Abstract Organic photovoltaic cells that employ Y‐series non‐fullerene acceptors (NFAs) have recently achieved impressive power‐conversion efficiencies (>18%). To fulfill their commercial promise, it is important to quantify their operational lifetimes and understand their degradation mechanisms. In this work, the spectral‐dependent photostability of films and solar cells comprising several Y‐series acceptors and the donor polymer PM6 is investigated systematically. By applying longpass filters during aging, it is shown that UV/near‐UV photons are responsible for the photochemical decomposition of Y‐series acceptors; this degradation is the primary driver of early solar cell performance losses.
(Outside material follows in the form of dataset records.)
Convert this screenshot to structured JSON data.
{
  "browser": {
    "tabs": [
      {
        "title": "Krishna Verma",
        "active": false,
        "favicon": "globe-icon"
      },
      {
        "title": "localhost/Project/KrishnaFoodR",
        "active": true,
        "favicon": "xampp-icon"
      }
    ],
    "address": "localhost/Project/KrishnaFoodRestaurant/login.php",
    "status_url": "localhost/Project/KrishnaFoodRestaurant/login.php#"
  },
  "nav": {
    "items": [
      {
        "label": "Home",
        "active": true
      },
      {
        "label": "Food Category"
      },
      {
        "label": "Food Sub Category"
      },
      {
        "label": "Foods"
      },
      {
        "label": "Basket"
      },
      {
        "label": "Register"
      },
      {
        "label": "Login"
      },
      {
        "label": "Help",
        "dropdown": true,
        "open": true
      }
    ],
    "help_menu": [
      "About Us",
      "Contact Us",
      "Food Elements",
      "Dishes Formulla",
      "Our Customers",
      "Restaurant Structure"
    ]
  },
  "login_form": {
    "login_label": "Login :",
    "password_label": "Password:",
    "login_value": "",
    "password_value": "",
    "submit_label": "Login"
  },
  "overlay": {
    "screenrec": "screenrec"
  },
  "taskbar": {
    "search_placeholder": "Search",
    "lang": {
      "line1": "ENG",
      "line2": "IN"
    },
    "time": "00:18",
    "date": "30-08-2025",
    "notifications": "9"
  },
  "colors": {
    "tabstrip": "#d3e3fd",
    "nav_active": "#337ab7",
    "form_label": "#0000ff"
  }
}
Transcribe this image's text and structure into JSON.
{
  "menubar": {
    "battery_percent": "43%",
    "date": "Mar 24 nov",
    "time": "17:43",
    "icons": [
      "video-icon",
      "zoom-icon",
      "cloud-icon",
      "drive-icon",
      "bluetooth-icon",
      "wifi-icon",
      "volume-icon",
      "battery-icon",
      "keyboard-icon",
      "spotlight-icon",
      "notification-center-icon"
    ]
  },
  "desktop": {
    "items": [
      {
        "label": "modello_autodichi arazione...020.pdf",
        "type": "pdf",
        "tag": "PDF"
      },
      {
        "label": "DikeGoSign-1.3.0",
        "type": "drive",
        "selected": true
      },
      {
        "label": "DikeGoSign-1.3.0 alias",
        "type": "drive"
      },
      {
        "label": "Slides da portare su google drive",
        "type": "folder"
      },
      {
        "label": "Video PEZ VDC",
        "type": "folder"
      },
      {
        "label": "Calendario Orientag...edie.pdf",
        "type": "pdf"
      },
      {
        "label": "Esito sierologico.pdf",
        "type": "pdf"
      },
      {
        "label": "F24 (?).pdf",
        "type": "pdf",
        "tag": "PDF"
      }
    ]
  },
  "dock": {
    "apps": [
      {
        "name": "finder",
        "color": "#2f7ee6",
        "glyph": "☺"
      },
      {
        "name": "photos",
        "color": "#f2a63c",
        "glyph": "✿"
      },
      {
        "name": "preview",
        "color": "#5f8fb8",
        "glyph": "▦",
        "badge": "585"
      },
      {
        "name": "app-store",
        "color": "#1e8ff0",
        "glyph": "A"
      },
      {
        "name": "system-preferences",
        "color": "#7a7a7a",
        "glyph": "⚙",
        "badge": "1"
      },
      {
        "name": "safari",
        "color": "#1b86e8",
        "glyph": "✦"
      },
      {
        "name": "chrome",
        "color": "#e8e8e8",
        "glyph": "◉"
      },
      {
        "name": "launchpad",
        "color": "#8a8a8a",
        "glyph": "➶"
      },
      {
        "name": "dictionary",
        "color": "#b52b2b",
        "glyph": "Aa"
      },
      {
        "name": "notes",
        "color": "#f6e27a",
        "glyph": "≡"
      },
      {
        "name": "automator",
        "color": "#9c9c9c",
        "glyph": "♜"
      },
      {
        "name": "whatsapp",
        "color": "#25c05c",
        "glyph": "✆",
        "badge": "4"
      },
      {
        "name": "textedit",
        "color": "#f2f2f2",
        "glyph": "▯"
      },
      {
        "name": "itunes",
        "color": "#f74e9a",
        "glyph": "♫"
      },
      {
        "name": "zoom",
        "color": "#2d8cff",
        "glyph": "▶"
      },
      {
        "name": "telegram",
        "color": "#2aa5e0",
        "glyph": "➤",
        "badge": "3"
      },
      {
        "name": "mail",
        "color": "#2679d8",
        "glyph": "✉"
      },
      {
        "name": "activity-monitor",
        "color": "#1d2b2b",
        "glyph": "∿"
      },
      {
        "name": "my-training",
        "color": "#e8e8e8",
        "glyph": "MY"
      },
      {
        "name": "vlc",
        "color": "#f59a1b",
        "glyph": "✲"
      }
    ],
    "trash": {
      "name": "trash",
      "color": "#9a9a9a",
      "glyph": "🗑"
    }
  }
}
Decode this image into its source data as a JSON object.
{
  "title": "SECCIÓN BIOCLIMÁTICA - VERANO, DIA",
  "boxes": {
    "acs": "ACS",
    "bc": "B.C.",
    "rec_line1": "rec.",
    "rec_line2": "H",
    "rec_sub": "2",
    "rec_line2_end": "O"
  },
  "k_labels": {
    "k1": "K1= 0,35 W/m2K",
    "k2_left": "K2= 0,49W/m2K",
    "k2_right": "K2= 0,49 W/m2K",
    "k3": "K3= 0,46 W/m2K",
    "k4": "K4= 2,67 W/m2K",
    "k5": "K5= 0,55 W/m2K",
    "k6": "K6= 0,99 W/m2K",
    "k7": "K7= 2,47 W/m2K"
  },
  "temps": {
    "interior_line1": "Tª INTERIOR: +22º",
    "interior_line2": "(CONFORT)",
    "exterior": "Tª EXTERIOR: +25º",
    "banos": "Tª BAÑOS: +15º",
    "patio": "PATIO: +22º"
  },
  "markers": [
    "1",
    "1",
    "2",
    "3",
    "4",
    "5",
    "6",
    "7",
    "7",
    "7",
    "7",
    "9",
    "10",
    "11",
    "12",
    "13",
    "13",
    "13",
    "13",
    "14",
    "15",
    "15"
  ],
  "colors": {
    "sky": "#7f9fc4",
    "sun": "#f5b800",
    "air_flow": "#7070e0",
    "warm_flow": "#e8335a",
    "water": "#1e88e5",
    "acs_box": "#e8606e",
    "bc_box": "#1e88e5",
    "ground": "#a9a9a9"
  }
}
Using mass spectrometry, the vinylene linkage between the core and electron‐accepting moieties of Y‐series acceptors is identified as the weak point susceptible to cleavage under UV‐illumination. Employing a series of device characterization, along with numerical simulations, the efficiency losses in organic photovoltaic cells are attributed to the formation of traps, which reduces charge extraction efficiency and facilitates non‐radiative recombination as the Y‐series acceptors degrade. This study provides new insights for molecular degradation of organic photovoltaic absorber materials and highlights the importance of future molecular design and strategies for improved solar cell stability.